Lamberti had once observed to Guido that she was an indulgent daughter; and Guido had smiled and reminded his friend of the younger Dumas, who once said that his father always seemed to him a favourite child that had been born to him before he came into the world. Cecilia was certainly fond of her mother, but it had never occurred to Guido that she could not live without her. He was in a state of mind, however, in which a man in love accepts everything as a matter of course, and he merely answered that in that case they would naturally live in Rome.

"We could just live here, for the present," she said. "There is the Palazzo Massimo. I am sure it is big enough. Should you dislike it?"

She was thinking that if she could keep her own room, and have Petersen with her, and her mother, the change would not be so great after all. Guido said nothing, and his expression was a blank.

"Why not?" Cecilia insisted, and all sorts of practical reasons suggested themselves at once. "It is a very comfortable house, though it is a little ghostly at night.
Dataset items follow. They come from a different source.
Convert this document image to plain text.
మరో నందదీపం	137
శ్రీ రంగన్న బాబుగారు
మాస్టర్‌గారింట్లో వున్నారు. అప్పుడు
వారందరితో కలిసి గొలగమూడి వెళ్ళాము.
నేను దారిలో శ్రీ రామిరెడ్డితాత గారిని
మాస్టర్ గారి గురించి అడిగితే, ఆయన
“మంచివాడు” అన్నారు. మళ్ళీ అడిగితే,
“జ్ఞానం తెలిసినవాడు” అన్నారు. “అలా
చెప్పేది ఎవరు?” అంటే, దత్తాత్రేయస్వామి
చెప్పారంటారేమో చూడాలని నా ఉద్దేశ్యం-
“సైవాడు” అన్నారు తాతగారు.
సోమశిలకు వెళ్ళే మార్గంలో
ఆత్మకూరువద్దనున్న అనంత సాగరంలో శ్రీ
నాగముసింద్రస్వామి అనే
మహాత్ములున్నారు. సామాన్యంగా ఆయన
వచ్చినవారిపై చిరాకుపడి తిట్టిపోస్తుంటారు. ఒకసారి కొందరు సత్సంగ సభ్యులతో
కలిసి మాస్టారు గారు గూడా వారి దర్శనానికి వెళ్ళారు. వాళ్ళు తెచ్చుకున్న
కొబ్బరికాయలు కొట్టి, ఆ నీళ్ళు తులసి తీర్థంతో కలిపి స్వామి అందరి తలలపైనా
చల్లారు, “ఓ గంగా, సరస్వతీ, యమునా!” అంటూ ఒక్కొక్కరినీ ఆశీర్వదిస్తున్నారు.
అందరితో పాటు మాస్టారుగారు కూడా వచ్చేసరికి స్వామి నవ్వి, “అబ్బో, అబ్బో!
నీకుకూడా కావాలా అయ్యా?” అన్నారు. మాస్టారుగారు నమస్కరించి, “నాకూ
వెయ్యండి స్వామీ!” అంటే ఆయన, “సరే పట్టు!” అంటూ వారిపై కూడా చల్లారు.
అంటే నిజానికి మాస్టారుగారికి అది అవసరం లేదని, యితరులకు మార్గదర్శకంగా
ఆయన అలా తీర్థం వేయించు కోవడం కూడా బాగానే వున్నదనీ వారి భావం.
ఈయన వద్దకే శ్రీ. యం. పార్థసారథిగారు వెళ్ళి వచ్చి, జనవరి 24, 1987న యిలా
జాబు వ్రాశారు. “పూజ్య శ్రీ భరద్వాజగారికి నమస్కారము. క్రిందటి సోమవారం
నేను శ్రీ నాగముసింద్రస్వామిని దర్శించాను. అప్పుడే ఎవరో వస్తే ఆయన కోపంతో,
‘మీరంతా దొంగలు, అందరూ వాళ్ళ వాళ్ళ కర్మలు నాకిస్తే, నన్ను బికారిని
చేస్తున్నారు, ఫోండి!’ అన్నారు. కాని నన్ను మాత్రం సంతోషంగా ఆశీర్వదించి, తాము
There are dreadful stories about it, you know. But what does that matter? It is big, and in a good part of the city, and we have just furnished it; so of what use in the world is it to go and do the same thing over again, in the next street?"

"That is very sensible," Guido was obliged to admit.

"But you do not like the idea, I am sure," Cecilia said, in a tone of disappointment.

"I had not meant that we should live in the same house with your mother," Guido said, with a smile. "Of course, she is a very charming woman, and I like her very much, but I think that when people marry they had much better go and live by themselves."

"Nobody ever used to," objected Cecilia. "It is only of late years that they do it in Rome. Oh, I see!" she cried suddenly. "How dull of me! Yes. I understand. It is quite natural."

"What?" asked Guido with some curiosity.

"You would feel that you had simply come to live in our house, because you have no house of your own for us to live in. I ought to have thought of that."